Oireachtas Joint and Select Committees
Wednesday, 24 April 2024
Joint Oireachtas Committee on Health
Health Services for Persons with Lung Fibrosis: Discussion
Mr. Michael Darragh MacAuley:
I thank Mr. Hurley for that; it was powerful. I wish everyone a good morning. I thank the Chair and committee members for giving us this hearing with the Irish Lung Fibrosis Association. I am here to give a very small insight into life with the condition. I have been a patron for ILFA since 2012 and although I have not been diagnosed, and hope not to be, I have been significantly impacted by lung fibrosis. My father, Dr. Michael MacAuley, passed away from the disease in 2012. My sister, Margaret, was diagnosed in 2020 and received a double long transplant in October just gone. Thankfully, she is with us in the Gallery. My brother, Joseph, has been diagnosed with the condition and is currently living well in Australia. On top of this, my auntie also has the disease and received a single lung transplant in 2015. Therefore, it is safe to say I know my way around the Mater hospital heart and lung ward at this stage.
I am not a consultant in this space and I will not try to be, but I want to give an overview of how I have seen family members with this condition struggle and how we could and should make their lives easier. There is no doubt that a heavy burden of familial pulmonary fibrosis exists in our family, as described above. To add to that, there is a 50:50 chance of all first degree relatives being affected by this condition, including myself. It is imperative that our health system provides adequate resources and support for affected patients and relatives, as Mr. Hurley so eloquently explained.

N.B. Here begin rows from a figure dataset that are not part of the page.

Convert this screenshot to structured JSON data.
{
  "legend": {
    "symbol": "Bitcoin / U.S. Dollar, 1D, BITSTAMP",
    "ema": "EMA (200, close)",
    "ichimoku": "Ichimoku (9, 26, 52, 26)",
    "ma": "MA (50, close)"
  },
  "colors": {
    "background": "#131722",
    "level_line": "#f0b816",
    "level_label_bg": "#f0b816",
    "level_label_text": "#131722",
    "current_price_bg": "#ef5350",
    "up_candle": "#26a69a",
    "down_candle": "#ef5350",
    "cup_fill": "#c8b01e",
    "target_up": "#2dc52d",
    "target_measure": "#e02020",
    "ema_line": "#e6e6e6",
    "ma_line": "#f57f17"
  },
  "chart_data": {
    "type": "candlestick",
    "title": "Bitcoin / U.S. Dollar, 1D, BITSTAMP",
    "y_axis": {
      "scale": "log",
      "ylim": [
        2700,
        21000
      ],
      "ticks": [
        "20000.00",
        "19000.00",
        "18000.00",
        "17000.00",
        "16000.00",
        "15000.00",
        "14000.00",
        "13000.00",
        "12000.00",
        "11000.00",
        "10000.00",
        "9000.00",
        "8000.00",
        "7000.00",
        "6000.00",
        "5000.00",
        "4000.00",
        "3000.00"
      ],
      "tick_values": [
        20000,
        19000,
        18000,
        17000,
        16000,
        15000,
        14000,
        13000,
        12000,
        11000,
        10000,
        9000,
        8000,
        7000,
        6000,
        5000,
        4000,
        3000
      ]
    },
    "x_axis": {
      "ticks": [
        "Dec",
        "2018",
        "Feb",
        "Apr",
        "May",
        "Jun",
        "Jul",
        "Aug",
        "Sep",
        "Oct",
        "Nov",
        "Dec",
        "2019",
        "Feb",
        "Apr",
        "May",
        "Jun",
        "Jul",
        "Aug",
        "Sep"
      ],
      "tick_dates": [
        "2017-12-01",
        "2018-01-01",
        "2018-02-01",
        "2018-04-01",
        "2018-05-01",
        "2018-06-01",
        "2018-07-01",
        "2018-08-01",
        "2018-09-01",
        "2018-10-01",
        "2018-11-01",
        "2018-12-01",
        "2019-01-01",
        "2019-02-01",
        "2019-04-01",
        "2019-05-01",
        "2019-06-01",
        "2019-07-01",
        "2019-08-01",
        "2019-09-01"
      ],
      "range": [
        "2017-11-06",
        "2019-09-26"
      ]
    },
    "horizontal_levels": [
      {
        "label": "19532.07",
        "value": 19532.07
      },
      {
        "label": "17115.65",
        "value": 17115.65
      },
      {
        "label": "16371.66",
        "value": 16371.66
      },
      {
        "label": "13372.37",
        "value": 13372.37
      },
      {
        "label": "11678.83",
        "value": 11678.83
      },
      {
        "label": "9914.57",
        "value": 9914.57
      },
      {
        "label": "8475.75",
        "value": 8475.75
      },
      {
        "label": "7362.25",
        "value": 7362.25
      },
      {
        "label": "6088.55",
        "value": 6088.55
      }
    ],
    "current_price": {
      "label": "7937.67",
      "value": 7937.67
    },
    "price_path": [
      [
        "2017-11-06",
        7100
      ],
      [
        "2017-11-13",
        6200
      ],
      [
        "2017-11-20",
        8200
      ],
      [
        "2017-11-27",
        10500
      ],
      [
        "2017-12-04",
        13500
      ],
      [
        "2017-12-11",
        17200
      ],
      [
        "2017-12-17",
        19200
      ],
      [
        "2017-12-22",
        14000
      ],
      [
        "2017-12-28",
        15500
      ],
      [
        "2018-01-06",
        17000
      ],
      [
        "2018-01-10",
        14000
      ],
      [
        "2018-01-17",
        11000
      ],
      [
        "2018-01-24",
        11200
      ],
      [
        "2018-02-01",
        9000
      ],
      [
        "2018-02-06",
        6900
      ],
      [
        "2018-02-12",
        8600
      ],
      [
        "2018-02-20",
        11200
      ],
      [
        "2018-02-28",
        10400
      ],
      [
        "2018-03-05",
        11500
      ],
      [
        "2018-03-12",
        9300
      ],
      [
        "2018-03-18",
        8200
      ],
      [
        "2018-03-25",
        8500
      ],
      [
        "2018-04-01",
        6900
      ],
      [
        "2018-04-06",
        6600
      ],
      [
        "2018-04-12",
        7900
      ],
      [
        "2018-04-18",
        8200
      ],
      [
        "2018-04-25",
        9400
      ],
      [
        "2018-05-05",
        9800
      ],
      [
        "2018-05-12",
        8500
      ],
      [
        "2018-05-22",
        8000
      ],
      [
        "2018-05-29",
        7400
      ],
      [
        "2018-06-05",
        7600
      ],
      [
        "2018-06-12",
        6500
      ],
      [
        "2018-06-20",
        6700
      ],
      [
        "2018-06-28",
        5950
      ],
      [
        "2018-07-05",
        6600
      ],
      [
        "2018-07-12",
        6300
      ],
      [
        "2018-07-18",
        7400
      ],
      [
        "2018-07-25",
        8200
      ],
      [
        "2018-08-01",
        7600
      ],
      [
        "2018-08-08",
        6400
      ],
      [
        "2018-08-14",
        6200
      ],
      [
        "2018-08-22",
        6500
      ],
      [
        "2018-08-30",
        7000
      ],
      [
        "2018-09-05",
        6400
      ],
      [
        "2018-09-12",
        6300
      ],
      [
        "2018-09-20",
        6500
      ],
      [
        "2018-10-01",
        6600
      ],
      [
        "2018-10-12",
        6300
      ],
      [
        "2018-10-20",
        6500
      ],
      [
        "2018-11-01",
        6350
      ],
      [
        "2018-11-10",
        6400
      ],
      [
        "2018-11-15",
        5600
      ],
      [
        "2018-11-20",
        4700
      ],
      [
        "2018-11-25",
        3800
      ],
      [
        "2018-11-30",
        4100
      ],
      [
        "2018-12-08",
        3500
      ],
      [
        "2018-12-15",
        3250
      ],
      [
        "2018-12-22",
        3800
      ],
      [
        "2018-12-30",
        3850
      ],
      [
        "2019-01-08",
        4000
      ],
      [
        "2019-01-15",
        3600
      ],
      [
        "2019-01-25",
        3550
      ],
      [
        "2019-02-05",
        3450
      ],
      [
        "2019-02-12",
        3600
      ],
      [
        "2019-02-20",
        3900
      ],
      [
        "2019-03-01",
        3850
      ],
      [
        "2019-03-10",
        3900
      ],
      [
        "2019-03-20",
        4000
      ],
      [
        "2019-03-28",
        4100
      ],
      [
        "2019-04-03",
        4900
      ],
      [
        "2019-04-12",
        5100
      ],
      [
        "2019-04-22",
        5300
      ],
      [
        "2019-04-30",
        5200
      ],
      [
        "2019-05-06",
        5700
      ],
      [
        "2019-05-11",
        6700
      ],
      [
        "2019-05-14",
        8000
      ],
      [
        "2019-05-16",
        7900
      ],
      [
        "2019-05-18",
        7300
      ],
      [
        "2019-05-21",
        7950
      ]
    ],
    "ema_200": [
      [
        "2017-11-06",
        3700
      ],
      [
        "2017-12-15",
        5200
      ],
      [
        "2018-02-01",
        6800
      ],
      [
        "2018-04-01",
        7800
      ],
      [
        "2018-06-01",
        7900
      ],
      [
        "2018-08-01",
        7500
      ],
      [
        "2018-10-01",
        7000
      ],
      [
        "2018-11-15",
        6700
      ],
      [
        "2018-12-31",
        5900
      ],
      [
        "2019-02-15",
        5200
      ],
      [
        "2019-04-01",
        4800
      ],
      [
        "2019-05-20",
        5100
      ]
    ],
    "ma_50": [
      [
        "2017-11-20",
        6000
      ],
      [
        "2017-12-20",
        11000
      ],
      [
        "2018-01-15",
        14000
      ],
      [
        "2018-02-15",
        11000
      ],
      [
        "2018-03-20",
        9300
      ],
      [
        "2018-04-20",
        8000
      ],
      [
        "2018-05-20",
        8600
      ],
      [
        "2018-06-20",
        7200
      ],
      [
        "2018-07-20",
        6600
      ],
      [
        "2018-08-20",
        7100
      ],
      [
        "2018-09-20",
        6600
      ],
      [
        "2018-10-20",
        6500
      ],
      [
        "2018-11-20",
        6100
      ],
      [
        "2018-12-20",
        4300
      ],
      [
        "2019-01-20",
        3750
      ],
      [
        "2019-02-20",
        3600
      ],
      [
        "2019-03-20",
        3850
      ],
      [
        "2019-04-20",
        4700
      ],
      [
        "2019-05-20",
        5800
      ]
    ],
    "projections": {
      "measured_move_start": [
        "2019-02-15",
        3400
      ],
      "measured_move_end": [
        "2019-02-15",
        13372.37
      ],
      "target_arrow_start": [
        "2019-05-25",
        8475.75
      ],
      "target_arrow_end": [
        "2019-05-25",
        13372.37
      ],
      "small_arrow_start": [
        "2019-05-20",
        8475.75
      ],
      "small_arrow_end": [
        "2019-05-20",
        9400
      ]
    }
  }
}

As someone who is passionate about the virtues of exercise from a sporting and well-being perspective, it is even more important for somebody living with lung fibrosis. It is well-recognised that exercise is a hugely important part of the journey for someone with this disease in order to protect their lung health and have a better quality of life. I have witnessed the challenges they face, particularly as their condition deteriorates, and understand the absolute necessity for access to pulmonary rehabilitation as soon as possible after diagnosis and at regular intervals as the condition progresses. Both my father and sister struggled to access this, and it is something I believe must be provided as part of our clinical care programme for all patients.
As part of the struggle for pulmonary rehabilitation classes, I have been teaching yoga, online and in person, to patients with lung fibrosis disease for more than ten years, and I have seen the benefits that has come from that both mentally and physically. Both my father and sister were on oxygen as part of their treatment. This was often a limiting factor in their exercise capabilities as they needed to ensure they always had adequate oxygen supplies. This needed to be increased significantly in order to carry out any exercise. This often causes a lot of additional stress for patients trying to conserve their oxygen supplies while balancing doing their exercise and being able to leave the house. As Mr. Hurley said, a decision on whether he can come to Dublin today should not be based on how much oxygen he may or may not have in the house.
In summary, life with lung fibrosis is hard. Please let us not make it any harder. I hope the committee listens to and acts on the requests today from the Irish Lung Fibrosis Association.